EDIT: as an additional observation, because you need to know only the top edge of each segment and are assuming the camera to be close to upright, a further observation is that you never need worry about full polygon clipping, only individual edge clipping. Which makes life a lot easier. When last I implemented that on a Z80 I naively went with a full multiply/divide solution but I'm sure binary search would work. Don't worry about the far clip plane and the only things to clip to are z=1, z=+x, z=-x, z=+y, z=-y, doing each line separately. So per line grab a bit mask of disobeyed constraints then AND them. If that's non-zero, throw away the line. If not then OR them. While that OR is non-zero, shift it right and for each non-zero bit perform the bisection to find the point on the line that matches the constraint. Substitute it for whichever point was in violation and continue.
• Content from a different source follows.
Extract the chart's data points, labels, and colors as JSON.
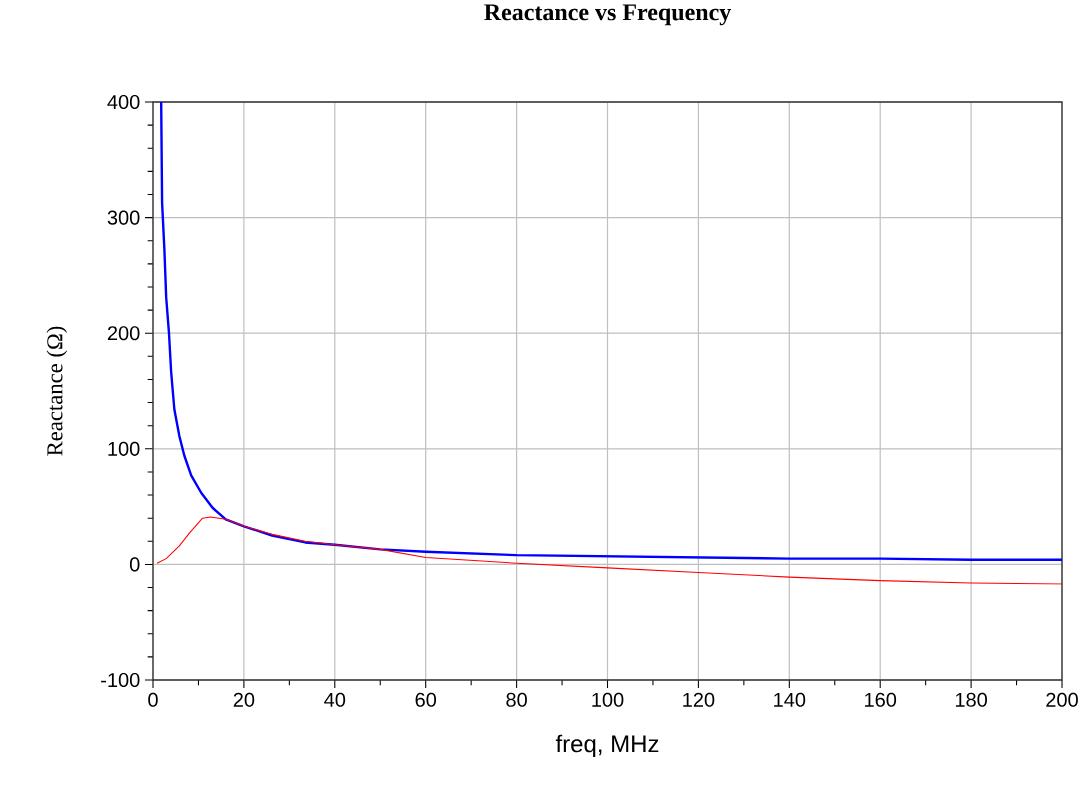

When done, project and draw.
The main problem would be squeezing two video buffers into VRAM
one can have two buffers in the charset mode mindset
render in halve a charset while showing the other halve charset
doublebuffering via the nametable
If we're embracing monochrome graphics anyway, maybe even the unofficial screen 0 with three segments mode? Definitely documented as 9938 incompatible, but more compact and the big win is that you're never more than 2/171ths of a line away from a VRAM access window. So the CPU can push as fast as it can push at any time. But the addressing turns into a hassle, you still can't have completely unique pixel images unless you restrict yourself to 192 pixels across, and if you think about it then it amounts to you having to upload 25% more data than is actually visible, as two bits out of every eight aren't visible. So pushing faster also buys you the need to push more. And at any likely frame rate, being constrained to VRAM access during only the non-pixel portion of the display quite likely isn't the bottleneck.